At some large companies the issues of power efficiency have reached a critical point, according to Tom Clark, a board member of the Storage Networking Industry Association (SNIA).
"I recently met with a whole group of data center managers and there were four or five whose data centers had already reached the maximum power availability that they could," Clark said. "Their power utilities simply cannot supply them with additional seats. At the same time they are facing this ever-increasing growth of data so they are in a real pinch."
In September, SNIA -- a vendor advocacy group -- launched a project called the Green Storage Initiative (GSI) to evangelize power-conserving storage to data center managers and to develop tools that measure the efficient use of power in a standard way. Microsoft, Hewlett-Packard Co., EMC Corp., IBM and Network Appliance Inc. are among the GSI's members.
Many of the same vendors are members of an industry group with a slightly broader focus, the Green Grid Alliance, which has also been working with the department of energy and developing metrics on the efficient use of power in data centers.
While medium-sized companies don't have to deal with the same critical issues as large companies, they are faced with expanding their data center operations as data continues to grow.
"Midsized companies should not be oblivious to the green issue, because everyone wants to save money on their operations," Clark adds.
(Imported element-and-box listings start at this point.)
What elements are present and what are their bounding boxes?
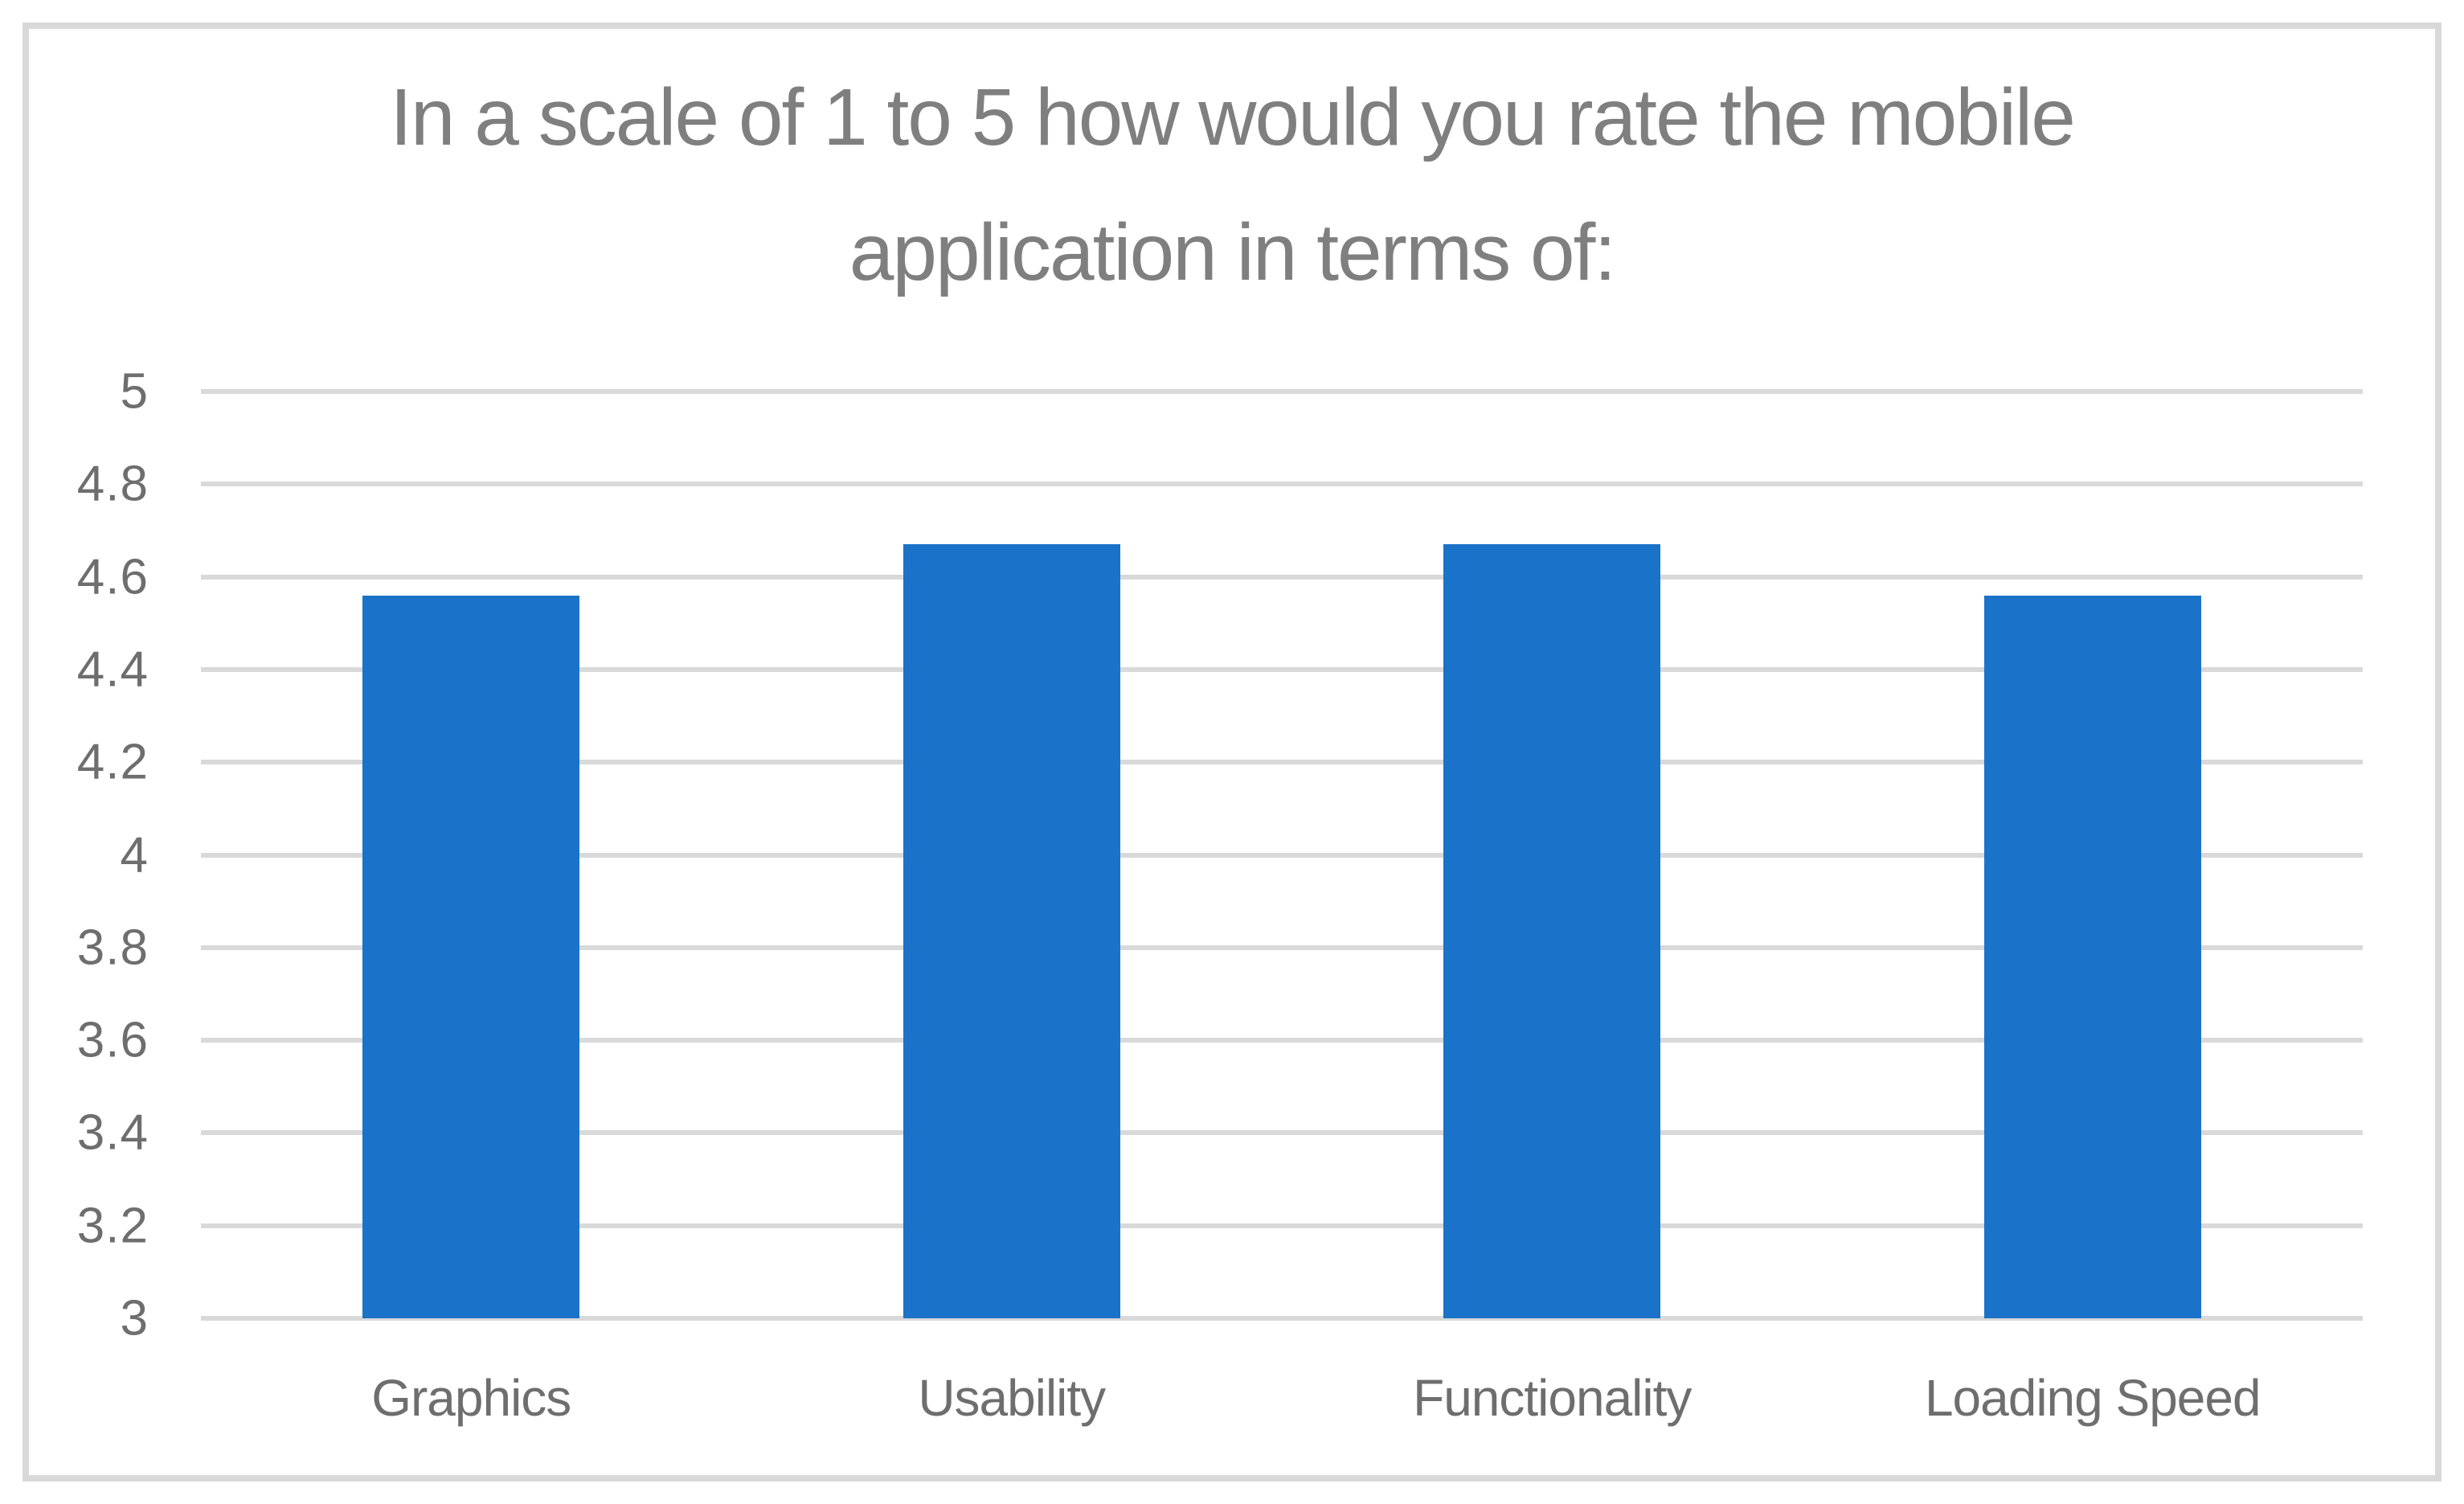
gridline — [201, 666, 2363, 672]
y-tick-label: 3 — [120, 1290, 149, 1346]
gridline — [201, 1316, 2363, 1321]
gridline — [201, 1130, 2363, 1136]
bar-slot-usability — [742, 391, 1283, 1318]
bar-slot-functionality — [1282, 391, 1823, 1318]
bar-graphics — [362, 595, 580, 1318]
y-tick-label: 3.2 — [76, 1198, 149, 1254]
y-tick-label: 3.4 — [76, 1104, 149, 1161]
bar-loading-speed — [1983, 595, 2201, 1318]
chart-title: In a scale of 1 to 5 how would you rate … — [390, 72, 2076, 297]
x-tick-label-usability: Usability — [918, 1369, 1106, 1427]
gridline — [201, 1038, 2363, 1043]
y-tick-label: 3.8 — [76, 920, 149, 976]
gridline — [201, 389, 2363, 394]
gridlines — [201, 389, 2363, 1321]
y-tick-label: 4.4 — [76, 641, 149, 698]
x-tick-label-functionality: Functionality — [1413, 1369, 1692, 1427]
gridline — [201, 852, 2363, 858]
x-axis: Graphics Usability Functionality Loading Sp… — [201, 1368, 2363, 1428]
y-tick-label: 4.2 — [76, 734, 149, 790]
gridline — [201, 760, 2363, 765]
y-tick-label: 4 — [120, 827, 149, 883]
y-tick-label: 3.6 — [76, 1012, 149, 1068]
bar-functionality — [1443, 544, 1661, 1318]
bar-slot-loading-speed — [1823, 391, 2364, 1318]
bar-series — [201, 391, 2363, 1318]
y-tick-label: 5 — [120, 363, 149, 420]
x-tick-label-graphics: Graphics — [371, 1369, 571, 1427]
x-tick-label-loading-speed: Loading Speed — [1924, 1369, 2261, 1427]
y-tick-label: 4.6 — [76, 549, 149, 605]
bar-slot-graphics — [201, 391, 742, 1318]
bar-usability — [903, 544, 1120, 1318]
gridline — [201, 574, 2363, 580]
y-tick-label: 4.8 — [76, 456, 149, 512]
plot-area — [201, 389, 2363, 1321]
gridline — [201, 945, 2363, 950]
gridline — [201, 482, 2363, 487]
y-axis: 3 3.2 3.4 3.6 3.8 4 4.2 4.4 4.6 4.8 5 — [0, 364, 149, 1346]
gridline — [201, 1223, 2363, 1228]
For Norbie, medium-sized businesses present a wealth of opportunities. For example, the new political emphasis on being environmentally friendly has led utility companies to give credits for energy efficiency. VARs can also demonstrate to customers how technologies like server virtualization and data deduplication can result in cost reductions, or even catch customers who are looking for options to redesign their data centers. All these options mean one thing: "Midmarket clients are looking for alternatives, and one of them has to be looking for an energy-efficient, smarter footprint in the data center. Developing a green IT strategy is something that makes good business sense," Norbie said.